I can guarantee you and your roommate are much more likely to get in a fight over that bare-assed co-ed hiding in the closet than whether to listen to Guns ‘n’ Roses or Prince. It’s easy to overlook unmade beds, piles of clothes on the floor and empty beer cans strewn about the room, but a member of the opposite sex wearing only their birthday suit straddling the gap between your desk and the wall? Not so easy to pretend you don’t see.

Many roommates will try to avoid the mid-semester walking-in-on-your-roommate-bent-over-like-Gumby-doll incident by developing a handy system for times when one of you is planning on getting a little freaky in the comfort of your room.

Some will place a seemingly nonchalant item such as a scrunchie or sock around the handle of the door to warn the roomie of potential porn activity within. Others will assume a much more candid attitude and simply scrawl “Gettin’ laid!” on the dry-erase board for all to see.

These choices work fairly well in walking-in-on prevention, but there is undoubtedly going to be at least one incident over the course of the year when your roommate is going to be too drunk or burned-out from studying to notice that handy tube-sock hanging from the handle. Therein lies the true problem of dormitory lovin’.

Many of these dorms have been around so long that the individual rooms no longer have working locks or doors that close all the way. This creates many a sticky situation, but none so messy as the late-night intrusion on some study-break nookie.

There you are, rocking each other’s worlds on your lofted twin bed, when in stumbles your roommate, three sheets to the wind, looking for the number for Gumby’s. No matter how close you and your roommate have grown over the past months, the sight of you and your partner wearing nothing but grins is not going to be a pretty sight.

The week following the “incident,” as you will come to refer to it, will be full of awkward silences in which you just know your roomie is picturing Saturday night’s horizontal tango session.

Many roommates will never recover from the deeply embedded scars this visual will create in their subconscious, and the memory of it will linger for years to come, costing thousands of dollars in counseling. So, for the sake of you and your roommate, stick to weekends the other is out of town, or consider renting a room at our local Ho-Jo.

Even worse than kinks in a well-developed prevention system is the high incidence of roommates who just don’t give a crap.

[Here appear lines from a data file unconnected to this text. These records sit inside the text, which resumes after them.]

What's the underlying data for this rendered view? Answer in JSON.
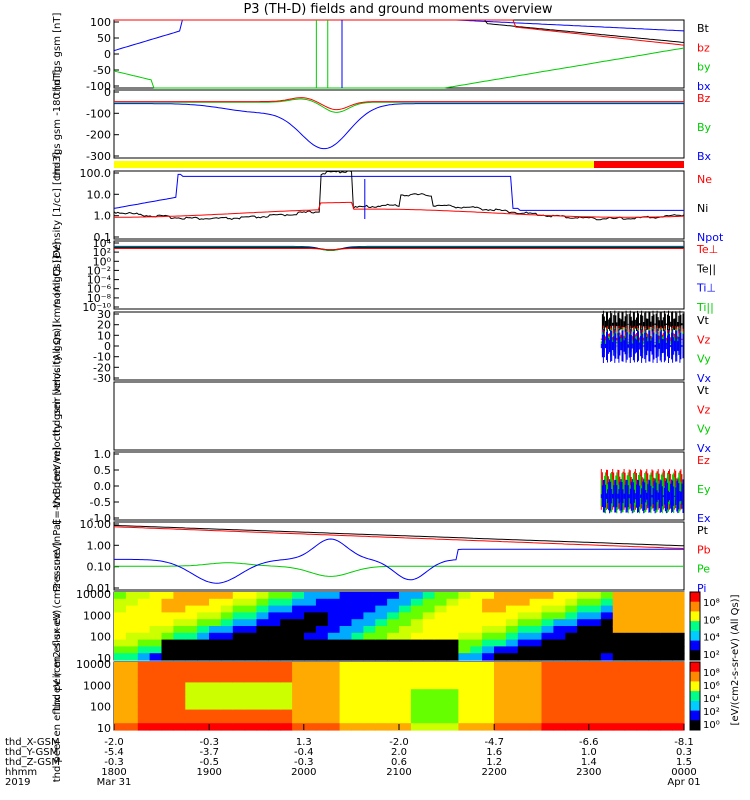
{
  "title": "P3 (TH-D) fields and ground moments overview",
  "colors": {
    "black": "#000000",
    "red": "#ff0000",
    "green": "#00cc00",
    "blue": "#0000ff",
    "yellow": "#ffff00"
  },
  "chart_data": [
    {
      "type": "line",
      "ylabel": "thd fgs gsm [nT]",
      "yticks": [
        "100",
        "50",
        "0",
        "-50",
        "-100"
      ],
      "legend": [
        {
          "label": "Bt",
          "color": "#000000"
        },
        {
          "label": "bz",
          "color": "#ff0000"
        },
        {
          "label": "by",
          "color": "#00cc00"
        },
        {
          "label": "bx",
          "color": "#0000ff"
        }
      ]
    },
    {
      "type": "line",
      "ylabel": "thd fgs gsm -180 [nT]",
      "yticks": [
        "0",
        "-100",
        "-200",
        "-300"
      ],
      "legend": [
        {
          "label": "Bz",
          "color": "#ff0000"
        },
        {
          "label": "By",
          "color": "#00cc00"
        },
        {
          "label": "Bx",
          "color": "#0000ff"
        }
      ]
    },
    {
      "type": "line",
      "ylabel": "Density [1/cc] [cm-3]",
      "yticks": [
        "100.0",
        "10.0",
        "1.0",
        "0.1"
      ],
      "legend": [
        {
          "label": "Ne",
          "color": "#ff0000"
        },
        {
          "label": "Ni",
          "color": "#000000"
        },
        {
          "label": "Npot",
          "color": "#0000ff"
        }
      ]
    },
    {
      "type": "line",
      "ylabel": "momgt3 [eV]",
      "yticks": [
        "10⁴",
        "10²",
        "10⁰",
        "10⁻²",
        "10⁻⁴",
        "10⁻⁶",
        "10⁻⁸",
        "10⁻¹⁰"
      ],
      "legend": [
        {
          "label": "Te⊥",
          "color": "#ff0000"
        },
        {
          "label": "Te||",
          "color": "#000000"
        },
        {
          "label": "Ti⊥",
          "color": "#0000ff"
        },
        {
          "label": "Ti||",
          "color": "#00cc00"
        }
      ]
    },
    {
      "type": "line",
      "ylabel": "thd peir velocity gsm [km/s (All Qs)]",
      "yticks": [
        "30",
        "20",
        "10",
        "0",
        "-10",
        "-20",
        "-30"
      ],
      "legend": [
        {
          "label": "Vt",
          "color": "#000000"
        },
        {
          "label": "Vz",
          "color": "#ff0000"
        },
        {
          "label": "Vy",
          "color": "#00cc00"
        },
        {
          "label": "Vx",
          "color": "#0000ff"
        }
      ]
    },
    {
      "type": "line",
      "ylabel": "thd peer velocity gsm [km/s (All Qs)]",
      "yticks": [],
      "legend": [
        {
          "label": "Vt",
          "color": "#000000"
        },
        {
          "label": "Vz",
          "color": "#ff0000"
        },
        {
          "label": "Vy",
          "color": "#00cc00"
        },
        {
          "label": "Vx",
          "color": "#0000ff"
        }
      ]
    },
    {
      "type": "line",
      "ylabel": "E=-VxB [mV/m]",
      "yticks": [
        "1.0",
        "0.5",
        "0.0",
        "-0.5",
        "-1.0"
      ],
      "legend": [
        {
          "label": "Ez",
          "color": "#ff0000"
        },
        {
          "label": "Ey",
          "color": "#00cc00"
        },
        {
          "label": "Ex",
          "color": "#0000ff"
        }
      ]
    },
    {
      "type": "line",
      "ylabel": "Pressure [nPa]",
      "yticks": [
        "10.00",
        "1.00",
        "0.10",
        "0.01"
      ],
      "legend": [
        {
          "label": "Pt",
          "color": "#000000"
        },
        {
          "label": "Pb",
          "color": "#ff0000"
        },
        {
          "label": "Pe",
          "color": "#00cc00"
        },
        {
          "label": "Pi",
          "color": "#0000ff"
        }
      ]
    },
    {
      "type": "heatmap",
      "ylabel": "thd peir en eflux eV (cm2-s-sr-eV)",
      "yticks": [
        "10000",
        "1000",
        "100",
        "10"
      ],
      "colorbar_ticks": [
        "10⁸",
        "10⁶",
        "10⁴",
        "10²"
      ]
    },
    {
      "type": "heatmap",
      "ylabel": "thd peer en eflux eV (cm2-s-sr-eV)",
      "yticks": [
        "10000",
        "1000",
        "100",
        "10"
      ],
      "colorbar_ticks": [
        "10⁸",
        "10⁶",
        "10⁴",
        "10²",
        "10⁰"
      ],
      "colorbar_label": "[eV/(cm2-s-sr-eV) (All Qs)]"
    }
  ],
  "xaxis": {
    "rows": [
      {
        "label": "thd_X-GSM",
        "values": [
          "-2.0",
          "-0.3",
          "1.3",
          "-2.0",
          "-4.7",
          "-6.6",
          "-8.1"
        ]
      },
      {
        "label": "thd_Y-GSM",
        "values": [
          "-5.4",
          "-3.7",
          "-0.4",
          "2.0",
          "1.6",
          "1.0",
          "0.3"
        ]
      },
      {
        "label": "thd_Z-GSM",
        "values": [
          "-0.3",
          "-0.5",
          "-0.3",
          "0.6",
          "1.2",
          "1.4",
          "1.5"
        ]
      },
      {
        "label": "hhmm",
        "values": [
          "1800",
          "1900",
          "2000",
          "2100",
          "2200",
          "2300",
          "0000"
        ]
      },
      {
        "label": "2019",
        "values": [
          "Mar 31",
          "",
          "",
          "",
          "",
          "",
          "Apr 01"
        ]
      }
    ]
  }
}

These are the sub-par members of the human race who really don’t give a damn that you are three inches away pretending to sleep and will choose to get right to it with or without your consent.

I don’t know who actually thinks someone falls asleep two minutes after the lights go out, but let me tell you: It’s not true. Yes, your roommate may in fact be lying in his or her bed with no lights on and breathing shallowly, but that is no reason to assume he or she is out for the night and it is okay to jump each other’s bones.

People who think the sounds of a shoddy dorm bed straining to stay together are similar to a lullaby are sadly mistaken. This all-too-often display of sexual blatancy is not acceptable, and measures need to be taken to prevent this sort of display.

Why not jump out of bed and burst into a rousing version of “Nothing But Mammals” by the Bloodhound Gang to break up the steamy couple’s antics? Or you could “accidentally” fall out of bed and pretend you were having a nightmare to interrupt the nightmare of your current reality.

For the truly desperate, there’s always the fake-sleepwalking-out-of-the-room trick, a guaranteed embarrassment to the lovebirds as well as the individual. This is only recommended as a last resort when more subtle methods are failing and you have a 7:45 a.m. midterm in organic chemistry.

As this week’s sexual exploration draws to a close, I hope you will remember to be considerate when sharing a 3-by-5 cube. . . err. . . dorm room, with someone else. And always remember; no matter how warm it is outside, you always need a love-glove!